Penjara suci, merupakan kata lain dari pondok pesantren
tempat menimba ilmu, mengasah minat dan bakat guna menjadi generasi yang
berdaya, memiliki keterampilan dalam mengatur kehidupan menjadi lebih baik,
serta berbudaya, tahu diri siapa aku dan siapa dia, diaman aku dan harus
bagaimana.
Pondok pesantren bukanlah sebatas tempat untuk mendidik
santri menjadi seorang yang hafal atau bisa bertahlil saja, mengaji, ngitab. Pondok
pesantren merupakan ladang subur, tempat beranika rasa, tempat beranika warna,
tempat beranika karya.
Tiada gading yang tak retak, semua manusia mempunyai
kekurangan dan kelebihan, begitulah sang maha karya menciptakan kehidupan
dengan penuh warna, supaya saling melengkapi kepada sesama. Kekurangan dan
kelebihan manusia harus diterpa dan ditata guna menjadi pribadi-pribadi yang
berdaya dan berbudaya.
Aku bukanlah manusia sempurna yang memilik segalanya, aku
hanyalah manusia biasa yang tidak punya segalanya, namun aku ingin berusaha
untuk menata diri, berdaya tanpa berbudaya tidaklah cukup, karena hanya akan
membawa kehampaan dalam kehidupan.
Ditempat suci ini aku mengembara melanglang buana, belajar
makna kehidupan yang sebenarnya belajar menjadi manusia seutuhnya. Disinilah aku
berdiam mengisi kotak kosong dan rasa yang hampa dengan penuh warna, hari demi
hari kuhabiskan untuk berlayar dan mendaki mencari secercah cahaya Ilahi. Rasa haru
dan pilu pastilah berlalu dalam benakku, rasa rindu untuk bertemu bagaikan
bayangan yang tak mau berlalu. Angin bersama ombak tak pernah berhenti melambai
menghalau rasa merubah suasana, namun aku harus menyadari, semuanya hanyalah
benang-benang peruangan.
Man Jadda Wajada (barang siapa bersungguh-sungguh,
dia akan berhasil). Benang-benang perjuangan tidak boleh menjadi alasan untuk
berhenti melangkah, hidup penuh pilihan, akupun bertekad untuk berjalan memilih
menjadi manusia yang melangkah pasti dengan penuh arti.

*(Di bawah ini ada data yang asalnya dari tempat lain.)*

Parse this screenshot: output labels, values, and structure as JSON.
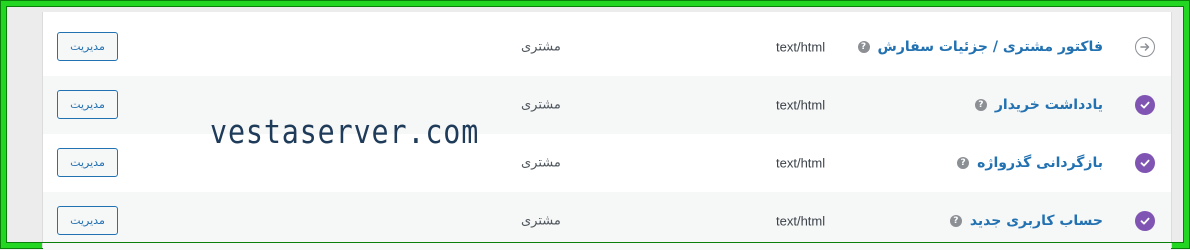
{
  "colors": {
    "frame_border": "#22d622",
    "link": "#2271b1",
    "enabled_status": "#7f54b3",
    "manual_status": "#8c8f94"
  },
  "watermark": "vestaserver.com",
  "rows": [
    {
      "status_icon": "manual-arrow-icon",
      "name": "فاکتور مشتری / جزئیات سفارش",
      "help": "?",
      "content_type": "text/html",
      "recipient": "مشتری",
      "action": "مدیریت"
    },
    {
      "status_icon": "enabled-check-icon",
      "name": "یادداشت خریدار",
      "help": "?",
      "content_type": "text/html",
      "recipient": "مشتری",
      "action": "مدیریت"
    },
    {
      "status_icon": "enabled-check-icon",
      "name": "بازگردانی گذرواژه",
      "help": "?",
      "content_type": "text/html",
      "recipient": "مشتری",
      "action": "مدیریت"
    },
    {
      "status_icon": "enabled-check-icon",
      "name": "حساب کاربری جدید",
      "help": "?",
      "content_type": "text/html",
      "recipient": "مشتری",
      "action": "مدیریت"
    }
  ]
}
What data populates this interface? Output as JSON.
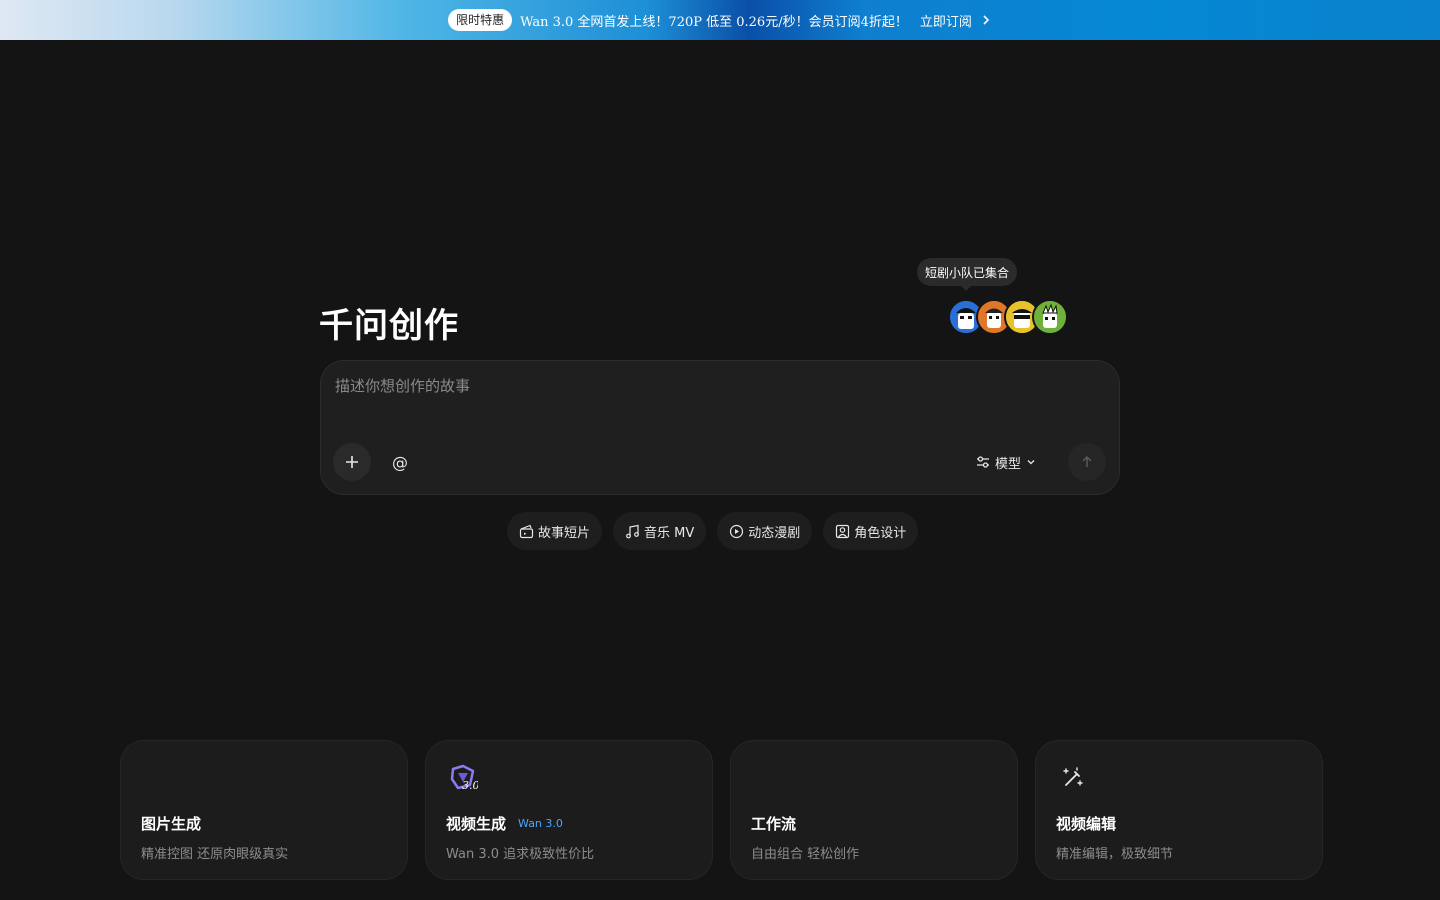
{
  "banner": {
    "badge": "限时特惠",
    "text": "Wan 3.0 全网首发上线！720P 低至 0.26元/秒！会员订阅4折起！",
    "cta": "立即订阅",
    "arrow_icon": "chevron-right-icon"
  },
  "hero": {
    "title": "千问创作",
    "tooltip": "短剧小队已集合",
    "avatars": [
      "avatar-blue",
      "avatar-orange",
      "avatar-yellow",
      "avatar-green"
    ]
  },
  "prompt": {
    "placeholder": "描述你想创作的故事",
    "value": "",
    "add_icon": "plus-icon",
    "mention_label": "@",
    "model_label": "模型",
    "model_icon": "sliders-icon",
    "send_icon": "arrow-up-icon"
  },
  "chips": [
    {
      "label": "故事短片",
      "icon": "film-clapper-icon"
    },
    {
      "label": "音乐 MV",
      "icon": "music-note-icon"
    },
    {
      "label": "动态漫剧",
      "icon": "play-circle-icon"
    },
    {
      "label": "角色设计",
      "icon": "portrait-icon"
    }
  ],
  "cards": [
    {
      "title": "图片生成",
      "tag": "",
      "desc": "精准控图 还原肉眼级真实",
      "icon": ""
    },
    {
      "title": "视频生成",
      "tag": "Wan 3.0",
      "desc": "Wan 3.0 追求极致性价比",
      "icon": "wan-3-logo-icon"
    },
    {
      "title": "工作流",
      "tag": "",
      "desc": "自由组合 轻松创作",
      "icon": ""
    },
    {
      "title": "视频编辑",
      "tag": "",
      "desc": "精准编辑，极致细节",
      "icon": "magic-wand-icon"
    }
  ],
  "colors": {
    "background": "#141414",
    "accent_tag": "#4aa8ff",
    "card_bg": "#1c1c1c"
  }
}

Banyak orang beralasan, saya tidak bisa karena saya tidak
punya biaya, saya tidak mampu, padahal belum mencoba, saya tidak kuat, padahal
belum melangkah. Jika alasa-alasan itu aku letakkan dikotak pikiranku, sudah
pasti aku tidak dapat mengembara melanglang buana belajar makna kehidupan yang
sebenarnya.
Aku berjalan dengan penuh kesederhanaan belajar makna kehidupan,
karena aku sadar aku memang manusia yang terlahir dari keluarga yang tak
berdaya. Namu aku yakin orang tuaku berbudaya. Annisa` ayat 100 merupakan jimat
perjalanan hidupku dalam mengembara menelusuri tebing terjalnya kehidupan. Dalam
ayat itu berbunyi ;
“Barang siapa berhijrah di jalan Allah, niscaya mereka
mendapati di muka bumi ini tempat hijrah yang luas dan rezeki yang banyak.
Barang siapa keluar dari rumahnya dengan maksud berhijrah kepada Allah dan
Rasul-Nya, kemudian kematian menimpanya (sebelum sampai ke tempat yang dituju),
maka sungguh telah tetap pahalanya di sisi Allah. Dan adalah Allah Maha
Pengampun lagi Maha Penyayang”
Dalam kesederhanaanku, aku harus yakin bahwa aku harus
berjalan melangkah pasti. Ayat ini menjadi sandaran dalam perjalananku, aku
mengembara melanglang buana karena Lillah, disaat kotak pikiranku tertutup
rapat, akupun berteduh meratap dan menatap titik kehidupan, menagih janji-janji
kehidupan yang tertuang dalam al-quran.
Dalam kesungguhan tiada aral yang melintang, hanya butuh
kesabaran dan ketabahan dalam menjalani kehidupan.